He stood rigidly to attention, after glancing at myself and belongings with a sneering grin that would have excited the envy of Satan himself. So I opened fire with the remark: “You are an old soldier.”
“I am,” quoth he; “and served in the 57th, God bless them! They wor a rigimint you could be proud of, not a tearing lot of divils the likes of what you’ve got here. Bad scran to them! it’s neither soldiers or peelers they be.”
“Well, well,” I said, “leave the men alone. I want a groom. Are you one?”
“It’s a lot of grooms you do be wanting, judging by the look of your troop horses,” he snarled.
“Leave the troop horses alone. I want a man as my own private servant. Do you want work of that sort?”
“I may take you on trial,” he rejoined, “for did I not serve under your honourable father, Sir George Brown, in the Crimee.”

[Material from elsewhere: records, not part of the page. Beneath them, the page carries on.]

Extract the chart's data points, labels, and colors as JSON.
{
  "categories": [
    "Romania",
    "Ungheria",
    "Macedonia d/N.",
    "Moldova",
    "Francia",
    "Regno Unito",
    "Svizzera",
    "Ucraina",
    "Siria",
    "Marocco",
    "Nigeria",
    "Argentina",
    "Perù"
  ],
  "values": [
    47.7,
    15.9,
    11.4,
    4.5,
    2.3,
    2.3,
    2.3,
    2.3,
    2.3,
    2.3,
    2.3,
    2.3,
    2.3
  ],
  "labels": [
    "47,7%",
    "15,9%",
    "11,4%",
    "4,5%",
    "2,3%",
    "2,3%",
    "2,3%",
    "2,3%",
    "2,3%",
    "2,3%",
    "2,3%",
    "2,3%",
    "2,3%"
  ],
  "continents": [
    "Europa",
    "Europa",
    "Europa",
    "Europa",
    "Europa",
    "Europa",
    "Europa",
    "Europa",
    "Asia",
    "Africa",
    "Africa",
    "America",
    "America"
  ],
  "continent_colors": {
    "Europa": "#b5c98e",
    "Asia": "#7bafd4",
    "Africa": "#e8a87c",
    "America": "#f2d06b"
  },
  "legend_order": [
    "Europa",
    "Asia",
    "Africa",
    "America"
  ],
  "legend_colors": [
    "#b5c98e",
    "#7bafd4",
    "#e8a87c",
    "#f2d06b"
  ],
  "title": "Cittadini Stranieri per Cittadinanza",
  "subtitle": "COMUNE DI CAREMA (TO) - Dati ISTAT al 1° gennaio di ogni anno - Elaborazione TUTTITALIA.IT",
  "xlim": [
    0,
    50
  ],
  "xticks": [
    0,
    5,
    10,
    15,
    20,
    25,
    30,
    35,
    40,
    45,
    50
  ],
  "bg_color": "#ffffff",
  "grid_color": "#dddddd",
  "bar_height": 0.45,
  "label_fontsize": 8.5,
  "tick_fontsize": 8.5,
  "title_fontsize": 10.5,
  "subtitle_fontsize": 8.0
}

Now Sir George Brown was not my father, nor any relation to me, but Mike O’Leary would have it so, and Sir George was trotted out of his grave and thrown in my teeth as long as Mike lived. Well, he was not a promising lot, but I was so hard up for a man, and the horses wanted so much looking after, that I took him on. As a groom he was perfect; never have I seen a man his equal. The horses took to him, and he was devoted to them. But, by the Lord Harry! he was a blister to everyone else on the station. How he had ever been enlisted in the 57th the Lord only knows, and how he had ever existed in the regiment is a mystery to me to this day. His tongue was as sharp as a double-edged sword, and as bitter as gall, but the little fiend could fight like a gamecock, and was as hard as iron, so that when his remarks were resented he was always ready to back his words up with his hands, until at last most of the troopers were only too glad to leave Mike alone.
As regards myself, he showed me neither deference nor respect, would never say Sir when addressing me, and would openly and audibly criticise my riding, my personal appearance, my drill, and my dress, and none of these to my credit. Poor Sir George was also brought to the fore every day, and the difference between us as to morals, manners, sport, or anything else that might be on the tapis, was pointed out and expatiated upon, and never in my favour. The little beast became quite obnoxious to me, but he did so well by the horses that I could not part with him, and came at last to look on him as a trial sent by Providence to humiliate me, and as a punishment for my sins; so I was bound to accept him as such, and put up with him.
Well, things went on like this till one day, when I came in from a long patrol, I found Quin on the sick list and that Mike O’Leary had installed himself in his place as servant. Now if I had wanted him to come and look after me, nothing on earth would have made him come, but as he knew he was the last man on the station whose presence I desired in my rooms, of course there he was and there he evidently intended to stick. In vain I told him he would be overworked looking after both myself and the horses.
“Sure, and don’t I know that?” he snarled. “It’s little thanks I’ll get from the likes of you, who spends your money on debauchery and blaggardism, and pays your servants, who works their fingers to the bone, as little as ye can; but I knows my duty to your honourable father, God rest his sowle, and while that useless baste Quin is skulking, I’ll be here to see you to bed when you come home drunk every night.”